Infelizmente, alguns elementos presentes na jogabilidade me privaram de uma experiência totalmente agradável. Tiroteios truncados e uma aberração cromática que transforma diversas cenas em compilados de borrões causam um desconforto que se torna tolerável somente depois de algumas horas, condições que de certa forma traduzem o pioneirismo do motor gráfico utilizado. Mas nada maior do que isso a ser criticado, já que a manipulação do tempo é interpretada de maneira competente nas mecânicas de combate e movimentação.

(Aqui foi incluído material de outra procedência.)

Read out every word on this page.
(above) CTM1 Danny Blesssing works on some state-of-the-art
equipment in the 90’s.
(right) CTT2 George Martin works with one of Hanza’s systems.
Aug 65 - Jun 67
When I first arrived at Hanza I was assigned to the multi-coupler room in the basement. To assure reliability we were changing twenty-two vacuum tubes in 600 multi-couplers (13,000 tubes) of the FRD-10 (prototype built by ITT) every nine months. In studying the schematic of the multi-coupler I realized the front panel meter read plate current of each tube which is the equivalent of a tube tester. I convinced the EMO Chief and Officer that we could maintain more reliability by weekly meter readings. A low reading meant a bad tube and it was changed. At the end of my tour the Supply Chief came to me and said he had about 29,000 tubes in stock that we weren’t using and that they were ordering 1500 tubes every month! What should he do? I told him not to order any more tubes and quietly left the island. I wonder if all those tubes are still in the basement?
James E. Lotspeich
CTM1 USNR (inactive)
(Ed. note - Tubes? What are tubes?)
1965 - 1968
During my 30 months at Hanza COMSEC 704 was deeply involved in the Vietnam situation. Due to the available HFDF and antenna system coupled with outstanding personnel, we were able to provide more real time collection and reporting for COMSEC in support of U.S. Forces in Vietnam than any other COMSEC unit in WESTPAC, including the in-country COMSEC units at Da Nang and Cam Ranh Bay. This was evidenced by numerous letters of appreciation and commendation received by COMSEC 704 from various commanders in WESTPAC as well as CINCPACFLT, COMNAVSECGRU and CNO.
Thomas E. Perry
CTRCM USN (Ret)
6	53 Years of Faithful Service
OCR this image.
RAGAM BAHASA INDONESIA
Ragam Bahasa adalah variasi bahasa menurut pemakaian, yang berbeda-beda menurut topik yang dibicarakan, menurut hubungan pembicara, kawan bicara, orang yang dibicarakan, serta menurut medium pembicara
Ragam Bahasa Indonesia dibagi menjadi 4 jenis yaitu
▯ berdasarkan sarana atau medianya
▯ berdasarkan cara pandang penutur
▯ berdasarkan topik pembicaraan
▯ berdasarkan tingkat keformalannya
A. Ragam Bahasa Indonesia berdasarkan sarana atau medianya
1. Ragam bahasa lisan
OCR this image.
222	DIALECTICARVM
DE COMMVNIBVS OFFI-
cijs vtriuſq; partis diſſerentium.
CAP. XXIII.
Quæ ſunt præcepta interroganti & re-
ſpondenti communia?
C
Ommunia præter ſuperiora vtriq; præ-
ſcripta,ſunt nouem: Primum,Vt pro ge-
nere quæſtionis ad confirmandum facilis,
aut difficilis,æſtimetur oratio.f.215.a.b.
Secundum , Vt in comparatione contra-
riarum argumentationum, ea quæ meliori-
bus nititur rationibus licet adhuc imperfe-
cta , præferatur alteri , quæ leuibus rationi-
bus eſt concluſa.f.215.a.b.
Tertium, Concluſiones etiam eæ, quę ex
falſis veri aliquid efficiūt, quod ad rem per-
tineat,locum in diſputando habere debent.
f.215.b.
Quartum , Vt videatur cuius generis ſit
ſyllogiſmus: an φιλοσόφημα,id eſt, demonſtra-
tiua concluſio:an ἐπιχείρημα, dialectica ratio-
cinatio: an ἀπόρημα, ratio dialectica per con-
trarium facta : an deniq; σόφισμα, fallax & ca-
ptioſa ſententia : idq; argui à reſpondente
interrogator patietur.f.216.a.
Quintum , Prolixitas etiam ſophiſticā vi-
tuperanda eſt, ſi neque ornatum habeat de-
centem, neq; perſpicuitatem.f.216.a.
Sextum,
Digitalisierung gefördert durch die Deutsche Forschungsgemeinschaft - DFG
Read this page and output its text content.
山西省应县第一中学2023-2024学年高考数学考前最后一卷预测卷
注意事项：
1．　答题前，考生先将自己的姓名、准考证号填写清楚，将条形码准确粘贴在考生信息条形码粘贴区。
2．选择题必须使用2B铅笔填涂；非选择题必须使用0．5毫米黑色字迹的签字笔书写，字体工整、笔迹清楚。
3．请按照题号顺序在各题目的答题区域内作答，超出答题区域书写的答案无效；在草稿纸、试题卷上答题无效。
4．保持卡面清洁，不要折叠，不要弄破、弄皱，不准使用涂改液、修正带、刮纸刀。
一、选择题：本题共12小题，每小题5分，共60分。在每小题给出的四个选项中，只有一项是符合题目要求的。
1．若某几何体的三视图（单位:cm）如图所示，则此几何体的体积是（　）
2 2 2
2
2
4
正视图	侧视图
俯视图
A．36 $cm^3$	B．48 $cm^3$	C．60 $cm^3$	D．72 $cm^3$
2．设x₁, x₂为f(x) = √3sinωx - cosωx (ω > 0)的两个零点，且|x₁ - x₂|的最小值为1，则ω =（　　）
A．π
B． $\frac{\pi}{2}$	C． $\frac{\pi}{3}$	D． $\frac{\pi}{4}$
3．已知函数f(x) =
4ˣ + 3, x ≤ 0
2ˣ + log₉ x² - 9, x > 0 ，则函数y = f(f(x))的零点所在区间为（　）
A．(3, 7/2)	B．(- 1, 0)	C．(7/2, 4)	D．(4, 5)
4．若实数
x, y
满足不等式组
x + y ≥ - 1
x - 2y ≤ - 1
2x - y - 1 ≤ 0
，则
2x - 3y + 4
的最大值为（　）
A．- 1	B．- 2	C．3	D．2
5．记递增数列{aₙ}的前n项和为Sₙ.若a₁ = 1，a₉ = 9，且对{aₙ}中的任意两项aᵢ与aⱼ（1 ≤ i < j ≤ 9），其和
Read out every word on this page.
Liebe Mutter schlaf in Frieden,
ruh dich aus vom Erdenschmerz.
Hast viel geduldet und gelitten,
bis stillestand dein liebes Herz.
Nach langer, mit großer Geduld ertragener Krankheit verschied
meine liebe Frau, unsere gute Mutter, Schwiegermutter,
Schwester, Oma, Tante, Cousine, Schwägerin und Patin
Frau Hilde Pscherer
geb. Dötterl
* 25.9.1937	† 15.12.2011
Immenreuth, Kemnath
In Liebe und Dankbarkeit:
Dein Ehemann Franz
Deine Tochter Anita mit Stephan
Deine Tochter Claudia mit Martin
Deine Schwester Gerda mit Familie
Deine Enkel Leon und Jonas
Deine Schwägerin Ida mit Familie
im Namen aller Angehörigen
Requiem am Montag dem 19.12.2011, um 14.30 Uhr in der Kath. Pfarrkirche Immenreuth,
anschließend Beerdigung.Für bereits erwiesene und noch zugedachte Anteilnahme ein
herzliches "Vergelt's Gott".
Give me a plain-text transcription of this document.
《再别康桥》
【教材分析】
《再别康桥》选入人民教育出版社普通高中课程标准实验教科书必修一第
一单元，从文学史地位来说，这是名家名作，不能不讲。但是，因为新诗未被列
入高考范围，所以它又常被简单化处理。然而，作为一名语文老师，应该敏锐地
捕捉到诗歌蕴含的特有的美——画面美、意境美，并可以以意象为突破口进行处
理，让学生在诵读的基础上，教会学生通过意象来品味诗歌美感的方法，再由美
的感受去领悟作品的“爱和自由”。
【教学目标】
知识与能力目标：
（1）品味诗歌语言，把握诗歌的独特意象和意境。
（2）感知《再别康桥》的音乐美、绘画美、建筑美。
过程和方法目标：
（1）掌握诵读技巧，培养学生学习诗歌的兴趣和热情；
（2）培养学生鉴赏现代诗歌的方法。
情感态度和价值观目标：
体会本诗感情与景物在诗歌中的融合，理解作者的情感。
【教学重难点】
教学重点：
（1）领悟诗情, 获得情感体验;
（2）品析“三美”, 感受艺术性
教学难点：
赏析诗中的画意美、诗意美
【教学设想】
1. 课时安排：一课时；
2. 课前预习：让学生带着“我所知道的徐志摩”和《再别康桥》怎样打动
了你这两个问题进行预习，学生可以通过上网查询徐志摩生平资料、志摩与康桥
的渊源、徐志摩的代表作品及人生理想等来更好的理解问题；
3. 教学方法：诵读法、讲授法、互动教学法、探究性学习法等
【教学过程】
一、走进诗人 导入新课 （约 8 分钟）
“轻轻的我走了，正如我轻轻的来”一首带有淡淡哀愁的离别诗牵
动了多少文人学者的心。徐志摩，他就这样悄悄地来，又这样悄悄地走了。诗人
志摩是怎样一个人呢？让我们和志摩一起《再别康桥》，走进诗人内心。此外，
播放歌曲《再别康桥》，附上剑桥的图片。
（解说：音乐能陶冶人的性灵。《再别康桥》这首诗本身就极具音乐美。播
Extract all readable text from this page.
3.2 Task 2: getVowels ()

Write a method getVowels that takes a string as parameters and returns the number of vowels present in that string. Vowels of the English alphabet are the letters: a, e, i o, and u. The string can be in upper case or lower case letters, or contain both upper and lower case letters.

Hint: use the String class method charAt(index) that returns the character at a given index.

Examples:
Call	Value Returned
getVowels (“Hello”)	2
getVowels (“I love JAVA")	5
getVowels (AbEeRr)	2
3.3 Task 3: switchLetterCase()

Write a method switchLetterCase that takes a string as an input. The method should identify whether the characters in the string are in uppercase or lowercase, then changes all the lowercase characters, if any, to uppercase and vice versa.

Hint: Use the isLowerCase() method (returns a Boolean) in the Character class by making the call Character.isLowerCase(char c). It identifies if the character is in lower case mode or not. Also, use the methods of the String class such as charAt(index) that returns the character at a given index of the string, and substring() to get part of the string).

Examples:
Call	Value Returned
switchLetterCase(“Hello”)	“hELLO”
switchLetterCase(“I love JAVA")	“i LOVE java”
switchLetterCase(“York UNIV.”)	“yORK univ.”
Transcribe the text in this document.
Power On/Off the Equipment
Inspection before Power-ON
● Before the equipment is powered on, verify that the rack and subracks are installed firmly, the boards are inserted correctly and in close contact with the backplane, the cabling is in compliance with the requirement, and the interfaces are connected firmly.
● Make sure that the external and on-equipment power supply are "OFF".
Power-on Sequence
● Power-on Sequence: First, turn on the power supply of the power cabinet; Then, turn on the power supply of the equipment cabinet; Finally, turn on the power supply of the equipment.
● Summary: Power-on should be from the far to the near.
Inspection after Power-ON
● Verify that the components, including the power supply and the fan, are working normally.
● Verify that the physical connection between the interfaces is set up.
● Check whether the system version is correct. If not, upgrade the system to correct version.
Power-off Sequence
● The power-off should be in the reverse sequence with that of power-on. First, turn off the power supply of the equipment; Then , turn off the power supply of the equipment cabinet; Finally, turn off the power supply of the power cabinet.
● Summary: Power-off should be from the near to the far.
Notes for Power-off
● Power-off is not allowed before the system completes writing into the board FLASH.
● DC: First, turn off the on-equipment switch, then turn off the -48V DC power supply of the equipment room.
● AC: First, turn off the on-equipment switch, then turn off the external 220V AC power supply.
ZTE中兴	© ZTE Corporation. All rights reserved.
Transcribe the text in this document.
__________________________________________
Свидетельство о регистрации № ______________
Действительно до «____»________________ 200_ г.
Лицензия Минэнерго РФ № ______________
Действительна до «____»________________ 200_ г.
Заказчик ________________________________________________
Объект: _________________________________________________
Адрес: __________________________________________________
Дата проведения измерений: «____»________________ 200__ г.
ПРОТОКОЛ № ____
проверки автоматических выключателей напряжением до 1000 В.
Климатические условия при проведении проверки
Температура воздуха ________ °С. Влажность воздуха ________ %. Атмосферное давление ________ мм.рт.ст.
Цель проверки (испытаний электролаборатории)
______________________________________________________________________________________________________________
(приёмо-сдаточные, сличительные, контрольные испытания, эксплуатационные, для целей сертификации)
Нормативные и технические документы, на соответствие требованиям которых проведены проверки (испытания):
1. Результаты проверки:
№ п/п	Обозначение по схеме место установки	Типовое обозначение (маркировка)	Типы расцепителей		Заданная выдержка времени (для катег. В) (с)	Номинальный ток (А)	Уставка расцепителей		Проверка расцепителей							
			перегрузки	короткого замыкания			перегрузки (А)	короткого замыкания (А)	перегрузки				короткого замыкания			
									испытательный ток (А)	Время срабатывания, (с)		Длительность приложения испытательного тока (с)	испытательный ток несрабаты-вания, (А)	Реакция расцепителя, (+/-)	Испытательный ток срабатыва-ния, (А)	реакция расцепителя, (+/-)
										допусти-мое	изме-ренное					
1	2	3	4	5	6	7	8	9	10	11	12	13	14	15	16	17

Sinceramente, achei que fosse dar uma nota muito menor por conta das questões acima, mas é necessário levar em consideração que os desenvolvedores entregaram um experiência que, mesmo com percalços, se manteve fiel do início ao fim em sua primeira tentativa de lançar um título com a Northlight. Não são poucas as testemunhas que dizem que Control só poderia ter corrido a maratona de 2019 por conta da caminhada perversa e dos tropeços proporcionados pela experiência com Quantum Break três anos antes. Só consigo imaginar o que nos espera em Alan Wake 2.
Conclusão
Não fosse a obra prometida como um dos carros-chefes do Xbox One, acredito que Quantum Break teria sido uma experiência mais bem recebida pela mídia no seu lançamento. Inserido no contexto conturbado de decisões criativas que prejudicaram o console como um todo, não é difícil imaginar parte da culpa sendo compartilhada com um exclusivo que não possuía o desempenho gráfico e comercial esperado pela indústria.
Felizmente, para mim, experienciar a aventura de Jack Joyce recentemente e sem expectativas se traduziu como uma boa e satisfatória experiência, e espero honestamente continuar me surpreendendo com as escolhas criativas da Remedy Entertainment no futuro.
Não ironicamente, se teve uma lição que Quantum Break ensinou com maestria é que nós não podemos mudar os eventos do passado, mas podemos garantir que exista um futuro, seja ele como for.